Is the Empire Center, whoever they may be, assuming the higher class sizes permitted in de Blasio's crappy plan? Who knows? The Post doesn't provide a link, and I have no idea what the source even says.

Let's go back to de Blasio asking Mulgrew "how high" he should jump. It was only weeks ago that the mayor announced he was unilaterally withholding a billion dollars from UFT members. Last I looked, that's not how you trat someone from whom you take orders unquestioningly. If Mulgrew were really Al Capone, that would be a remarkable way to treat him. (not to mention us, his thugs and goons).

In fact, this is money we earned over a decade ago, money FDNY and NYPD were paid at the time. Maybe the editorial board forgot. Maybe they don't read their own paper. Who knows?

Then the Post gets to the crux of the situation, vilifying us and pitting us against the children we serve every day of our working lives:

The United Federation of Teachers isn’t the only reason New York City’s school system is so dysfunction, now or pre-pandemic. But the way it gets away, time and again, with serving its own interests at the expense of the kids is a major part of the problem.
This is disgusting. First of all, dysfunction is a noun, not an adjective. (Certainly the Post editorial board would benefit from my beginning ENL class.) More importantly, our working conditions are student learning conditions. If we didn't have a union, I'd have been fired years ago for telling a NYT columnist my school was not providing appropriate services for two students who in fact were fluent in English but illiterate. I would not have been able to advocate for these, or any students in this frequently dysfunctional system. I'm sure tens of thousands of my colleagues would have been discharged for similar reasons. Imagine a workforce full of teachers terrified to speak up for children.

We wake up every morning ready to serve the children of New York City. For better or worse, we are the only city union that supported opening buildings this year. And while the 3% number came from de Blasio, it was an effort to preclude the disaster that continues to plague much of the country.

The state’s threshold is 9 percent.
Actually, it's 5%. Of course, Cuomo may have recently stuck his finger in the air and changed his mind. It's ridiculous to attribute his low standard to his caring about children more than those of us who do it every day. Nonetheless, we in NYC schools have been to hell and back. We don't want to go back, and we don't want to drag our students there with us. The lower threshold is erring on the side of caution. This is the best, and perhaps the only good decision de Blasio has made in this crisis. 
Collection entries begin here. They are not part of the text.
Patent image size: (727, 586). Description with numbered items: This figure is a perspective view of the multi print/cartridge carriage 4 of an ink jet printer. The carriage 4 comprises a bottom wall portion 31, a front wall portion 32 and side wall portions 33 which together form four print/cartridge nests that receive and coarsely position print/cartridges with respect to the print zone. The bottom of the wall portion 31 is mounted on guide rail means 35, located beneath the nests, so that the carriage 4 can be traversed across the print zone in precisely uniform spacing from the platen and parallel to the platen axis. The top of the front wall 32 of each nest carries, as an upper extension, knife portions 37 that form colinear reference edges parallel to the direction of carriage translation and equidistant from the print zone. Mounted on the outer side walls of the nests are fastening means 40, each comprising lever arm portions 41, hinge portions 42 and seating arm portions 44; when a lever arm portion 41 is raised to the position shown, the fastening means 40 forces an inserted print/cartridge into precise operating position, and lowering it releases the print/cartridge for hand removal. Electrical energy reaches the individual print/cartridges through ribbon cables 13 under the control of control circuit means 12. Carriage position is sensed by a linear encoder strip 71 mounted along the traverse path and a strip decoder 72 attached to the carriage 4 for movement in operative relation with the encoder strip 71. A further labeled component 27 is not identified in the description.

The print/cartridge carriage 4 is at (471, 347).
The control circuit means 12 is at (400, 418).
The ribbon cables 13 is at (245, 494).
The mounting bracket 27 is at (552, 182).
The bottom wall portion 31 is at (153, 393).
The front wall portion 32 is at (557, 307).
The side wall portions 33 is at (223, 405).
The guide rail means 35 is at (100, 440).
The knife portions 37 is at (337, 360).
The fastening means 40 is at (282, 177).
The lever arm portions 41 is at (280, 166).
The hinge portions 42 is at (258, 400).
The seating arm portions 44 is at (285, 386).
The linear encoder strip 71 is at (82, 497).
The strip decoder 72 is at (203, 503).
The Post is free to shed crocodile tears over the plight of parents, but an overwhelming majority of city parents have chosen to keep their children home. Mayor de Blasio assumed that anyone who didn't fill in his survey was coming to school, but students have stayed home in droves. That's the only reason why he now says some students can come in five days a week.

Of course, this is only after he announced there would be no more opting in, and that's why he's confident he can serve those remaining. If the Post were really worried about the kids we serve, we'd be reading about how families of color, who've chosen online learning at higher rates, are being shut out. 

I advise you to sit while you wait for the Post to write about that.